In the new series, the coverage of financial sector has been expanded by including stock brokers, stock exchanges, asset management companies, mutual funds and pension funds, as well as the regulatory bodies, SEBI, PFRDA and IRDA.
What about income estimates of local bodies and autonomous institutions?
Economic activity of local bodies and autonomous institutions were earlier estimated on the basis of information received for seven autonomous institutions and local bodies of only four States – Delhi, Himachal Pradesh, Meghalaya and Uttar Pradesh. The new series has far wider universe that captures 60% of the grants/transfers provided to these institutions.
When is the GDP data released and how often is it revised?

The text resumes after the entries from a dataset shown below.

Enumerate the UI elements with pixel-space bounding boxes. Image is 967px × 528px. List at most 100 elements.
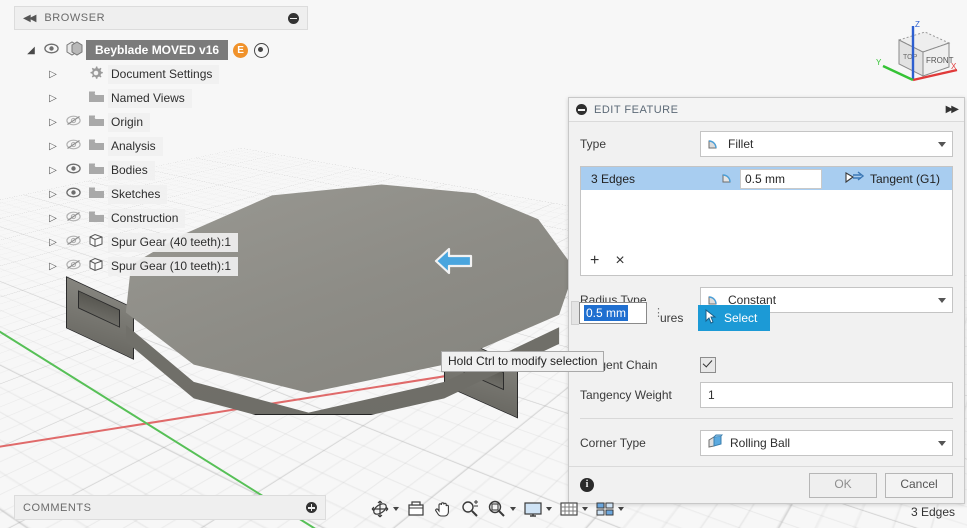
tree-row-named-views[interactable]: ▷ Named Views	[44, 86, 308, 110]
activate-radio-icon[interactable]	[254, 42, 270, 58]
edit-in-place-badge[interactable]: E	[233, 42, 249, 58]
select-button[interactable]: Select	[698, 305, 771, 331]
twisty-collapsed-icon[interactable]: ▷	[44, 141, 62, 152]
chevron-down-icon[interactable]	[393, 507, 399, 511]
dialog-header[interactable]: EDIT FEATURE ▶▶	[569, 98, 964, 122]
edge-count-label: 3 Edges	[591, 171, 636, 186]
chevron-down-icon[interactable]	[938, 141, 946, 147]
display-settings-icon[interactable]	[521, 497, 554, 521]
viewports-icon[interactable]	[593, 497, 626, 521]
tree-item-label[interactable]: Origin	[108, 112, 151, 132]
eye-visible-icon[interactable]	[40, 43, 62, 57]
edge-list-tools: + ×	[590, 252, 625, 270]
eye-hidden-icon[interactable]	[62, 259, 84, 273]
viewcube[interactable]: TOP FRONT Z X Y	[875, 18, 961, 98]
minus-circle-icon[interactable]	[288, 12, 299, 24]
tree-row-analysis[interactable]: ▷ Analysis	[44, 134, 308, 158]
twisty-collapsed-icon[interactable]: ▷	[44, 69, 62, 80]
eye-hidden-icon[interactable]	[62, 211, 84, 225]
fit-magnifier-icon[interactable]	[485, 497, 518, 521]
chevron-down-icon[interactable]	[582, 507, 588, 511]
tangent-chain-checkbox[interactable]	[700, 357, 716, 373]
tangency-weight-input[interactable]: 1	[700, 382, 953, 408]
double-right-arrow-icon[interactable]: ▶▶	[946, 104, 959, 115]
double-left-arrow-icon[interactable]: ◀◀	[23, 13, 36, 24]
drag-grip-icon[interactable]	[571, 301, 579, 325]
tree-row-document-settings[interactable]: ▷ Document Settings	[44, 62, 308, 86]
edge-list-row[interactable]: 3 Edges 0.5 mm Tangent (G1)	[581, 167, 952, 190]
navigation-toolbar[interactable]	[368, 496, 626, 522]
eye-hidden-icon[interactable]	[62, 115, 84, 129]
dialog-title: EDIT FEATURE	[594, 103, 679, 116]
add-edge-button[interactable]: +	[590, 252, 599, 270]
twisty-collapsed-icon[interactable]: ▷	[44, 117, 62, 128]
chevron-down-icon[interactable]	[510, 507, 516, 511]
browser-panel: ◀◀ BROWSER ◢ Beyblade MOVED v16 E ▷ Docu…	[14, 6, 308, 278]
tree-row-spur-gear-40-teeth-1[interactable]: ▷ Spur Gear (40 teeth):1	[44, 230, 308, 254]
twisty-collapsed-icon[interactable]: ▷	[44, 237, 62, 248]
tangency-weight-label: Tangency Weight	[580, 388, 672, 402]
eye-visible-icon[interactable]	[62, 187, 84, 201]
select-button-label: Select	[724, 311, 758, 325]
twisty-collapsed-icon[interactable]: ▷	[44, 165, 62, 176]
tree-row-root[interactable]: ◢ Beyblade MOVED v16 E	[22, 38, 308, 62]
look-at-icon[interactable]	[404, 497, 428, 521]
zoom-magnifier-icon[interactable]	[458, 497, 482, 521]
viewcube-axis-y-label: Y	[876, 58, 882, 67]
ok-button[interactable]: OK	[809, 472, 877, 498]
cancel-button[interactable]: Cancel	[885, 472, 953, 498]
edge-radius-input[interactable]: 0.5 mm	[740, 168, 822, 189]
tree-root-label[interactable]: Beyblade MOVED v16	[86, 40, 229, 60]
chevron-down-icon[interactable]	[938, 297, 946, 303]
tree-item-label[interactable]: Sketches	[108, 184, 168, 204]
corner-type-dropdown[interactable]: Rolling Ball	[700, 430, 953, 456]
tree-item-label[interactable]: Spur Gear (10 teeth):1	[108, 256, 239, 276]
twisty-collapsed-icon[interactable]: ▷	[44, 93, 62, 104]
tree-row-origin[interactable]: ▷ Origin	[44, 110, 308, 134]
twisty-collapsed-icon[interactable]: ▷	[44, 189, 62, 200]
twisty-collapsed-icon[interactable]: ▷	[44, 213, 62, 224]
tree-row-construction[interactable]: ▷ Construction	[44, 206, 308, 230]
dialog-divider	[580, 418, 953, 419]
chevron-down-icon[interactable]	[618, 507, 624, 511]
tree-item-label[interactable]: Bodies	[108, 160, 155, 180]
chevron-down-icon[interactable]	[938, 440, 946, 446]
info-icon[interactable]: i	[580, 478, 594, 492]
orbit-icon[interactable]	[368, 497, 401, 521]
browser-tree: ◢ Beyblade MOVED v16 E ▷ Document Settin…	[14, 38, 308, 278]
floating-radius-value[interactable]: 0.5 mm	[584, 305, 629, 321]
viewcube-face-top[interactable]: TOP	[903, 54, 918, 61]
tree-item-label[interactable]: Construction	[108, 208, 186, 228]
chevron-down-icon[interactable]	[546, 507, 552, 511]
eye-visible-icon[interactable]	[62, 163, 84, 177]
type-dropdown[interactable]: Fillet	[700, 131, 953, 157]
dialog-body: Type Fillet 3 Edges 0.5 mm Tangent (G1) …	[569, 122, 964, 466]
remove-edge-button[interactable]: ×	[615, 252, 624, 270]
tree-row-bodies[interactable]: ▷ Bodies	[44, 158, 308, 182]
floating-radius-input[interactable]: 0.5 mm	[579, 302, 647, 324]
folder-icon	[84, 186, 108, 203]
viewcube-face-front[interactable]: FRONT	[926, 56, 954, 65]
twisty-expanded-icon[interactable]: ◢	[22, 45, 40, 56]
tree-item-label[interactable]: Analysis	[108, 136, 163, 156]
minus-circle-icon[interactable]	[576, 104, 587, 115]
browser-title-bar[interactable]: ◀◀ BROWSER	[14, 6, 308, 30]
comments-title: COMMENTS	[23, 501, 92, 514]
pan-hand-icon[interactable]	[431, 497, 455, 521]
tree-item-label[interactable]: Named Views	[108, 88, 192, 108]
twisty-collapsed-icon[interactable]: ▷	[44, 261, 62, 272]
tree-row-sketches[interactable]: ▷ Sketches	[44, 182, 308, 206]
tree-row-spur-gear-10-teeth-1[interactable]: ▷ Spur Gear (10 teeth):1	[44, 254, 308, 278]
grid-snaps-icon[interactable]	[557, 497, 590, 521]
left-arrow-annotation-icon	[434, 247, 473, 275]
floating-radius-editor[interactable]: 0.5 mm ⋮	[571, 301, 664, 325]
tree-item-label[interactable]: Spur Gear (40 teeth):1	[108, 232, 239, 252]
plus-circle-icon[interactable]	[306, 502, 317, 513]
edge-selection-list[interactable]: 3 Edges 0.5 mm Tangent (G1) + ×	[580, 166, 953, 276]
comments-bar[interactable]: COMMENTS	[14, 495, 326, 520]
eye-hidden-icon[interactable]	[62, 235, 84, 249]
tree-item-label[interactable]: Document Settings	[108, 64, 220, 84]
fillet-icon	[707, 136, 722, 153]
eye-hidden-icon[interactable]	[62, 139, 84, 153]
edge-continuity[interactable]: Tangent (G1)	[844, 170, 940, 187]
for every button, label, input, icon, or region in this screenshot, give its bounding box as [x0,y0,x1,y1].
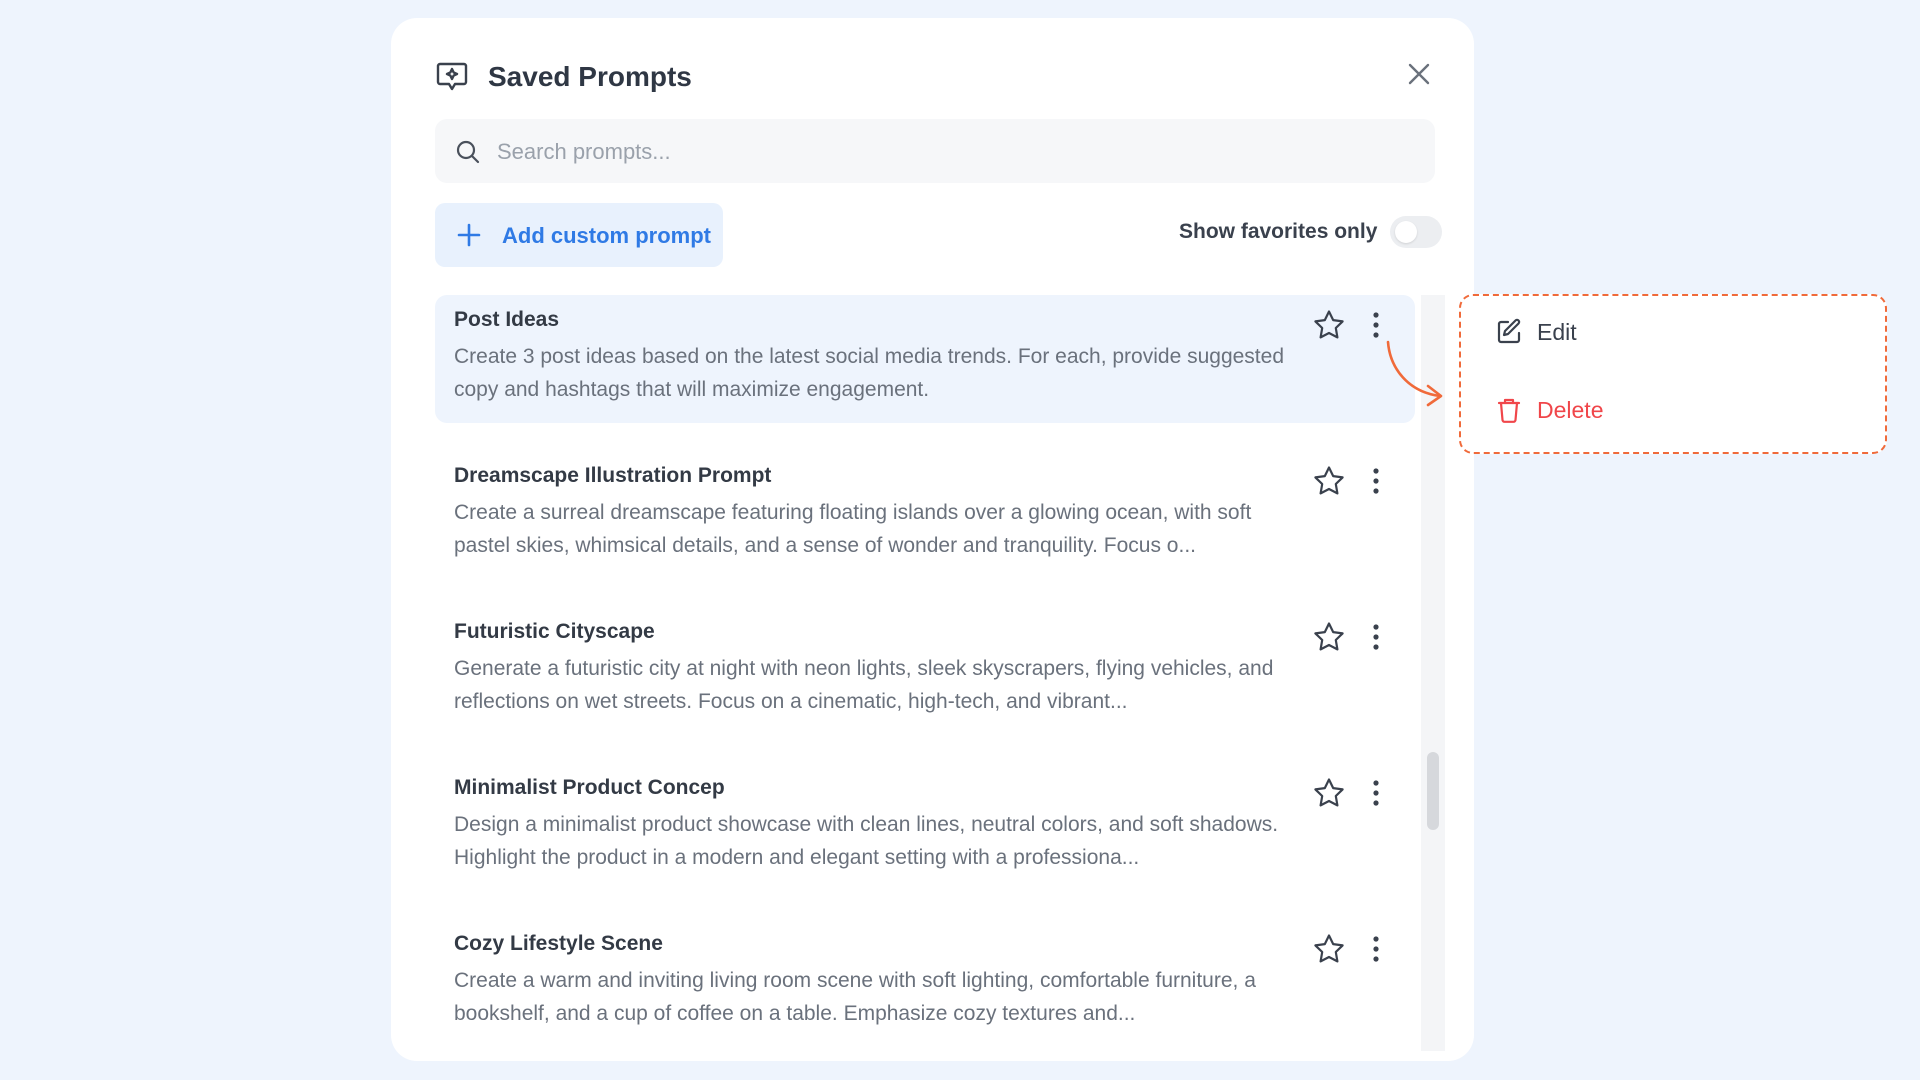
edit-icon [1497,318,1521,344]
prompt-title: Cozy Lifestyle Scene [454,932,663,955]
more-vertical-icon[interactable] [1359,932,1393,966]
prompt-title: Futuristic Cityscape [454,620,655,643]
edit-menu-item[interactable]: Edit [1495,312,1855,352]
search-icon [456,140,480,164]
prompt-description: Create 3 post ideas based on the latest … [454,345,1284,401]
prompt-icon [436,62,468,91]
more-vertical-icon[interactable] [1359,464,1393,498]
saved-prompts-modal: Saved Prompts Add custom prompt Show fav… [391,18,1474,1061]
add-custom-prompt-label: Add custom prompt [502,223,711,248]
delete-menu-item[interactable]: Delete [1495,390,1855,430]
prompt-description: Generate a futuristic city at night with… [454,657,1274,713]
prompt-title: Minimalist Product Concep [454,776,725,799]
more-vertical-icon[interactable] [1359,620,1393,654]
star-icon[interactable] [1312,932,1346,966]
prompt-title: Dreamscape Illustration Prompt [454,464,772,487]
add-custom-prompt-button[interactable]: Add custom prompt [435,203,723,267]
plus-icon [457,223,481,247]
prompt-item[interactable]: Dreamscape Illustration Prompt Create a … [435,451,1415,579]
trash-icon [1497,398,1521,423]
prompt-context-menu: Edit Delete [1459,294,1887,454]
search-bar [435,119,1435,185]
prompt-description: Create a warm and inviting living room s… [454,969,1256,1025]
prompt-description: Design a minimalist product showcase wit… [454,813,1279,869]
arrow-icon [1386,340,1443,407]
edit-label: Edit [1537,319,1577,345]
modal-title: Saved Prompts [488,61,692,92]
star-icon[interactable] [1312,464,1346,498]
prompt-description: Create a surreal dreamscape featuring fl… [454,501,1252,557]
star-icon[interactable] [1312,308,1346,342]
toggle-knob [1395,221,1417,243]
prompt-list: Post Ideas Create 3 post ideas based on … [435,295,1415,1051]
favorites-filter-label: Show favorites only [1179,220,1378,243]
modal-header: Saved Prompts [435,52,1438,102]
prompt-item[interactable]: Futuristic Cityscape Generate a futurist… [435,607,1415,735]
prompt-title: Post Ideas [454,308,560,331]
star-icon[interactable] [1312,776,1346,810]
close-icon[interactable] [1400,55,1438,93]
prompt-item[interactable]: Cozy Lifestyle Scene Create a warm and i… [435,919,1415,1047]
search-input[interactable] [495,119,1419,185]
prompt-item[interactable]: Post Ideas Create 3 post ideas based on … [435,295,1415,423]
more-vertical-icon[interactable] [1359,308,1393,342]
scrollbar-thumb[interactable] [1427,752,1439,830]
favorites-toggle[interactable] [1390,216,1442,248]
delete-label: Delete [1537,397,1604,423]
prompt-item[interactable]: Minimalist Product Concep Design a minim… [435,763,1415,891]
more-vertical-icon[interactable] [1359,776,1393,810]
star-icon[interactable] [1312,620,1346,654]
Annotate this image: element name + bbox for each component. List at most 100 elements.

The CSO releases the quarterly GDP estimates with a two-month lag every year. It also releases annual advance estimates in first week of January and later in the last week of February. National accounts estimates go through multiple revisions through three years based on updated data across sectors.
The first provisional annual estimates are released on the last working day of May. So, for 2018-19, the provisional GDP estimates will be released on May 31, 2019.
It will be later revised with fresh data and the first revised estimates for 2018-19 will be released on the last working day of January 2020. It will again be revised with more updated data and the second revised estimates will be released on the last working day of January 2021.
Till the release of provisional estimates in any year, the estimates are based on indicators such as IIP, wholesale price indices, core sector data on steel, cement, electricity, revenue expenditure, GST data, trade data on imports and exports, consumer prices, among others.
The estimates based on indicators are reworked when the corresponding data source becomes available. By the time of the Third Revised Estimate, the coverage and completeness in the data sources are almost final and no further revision takes place.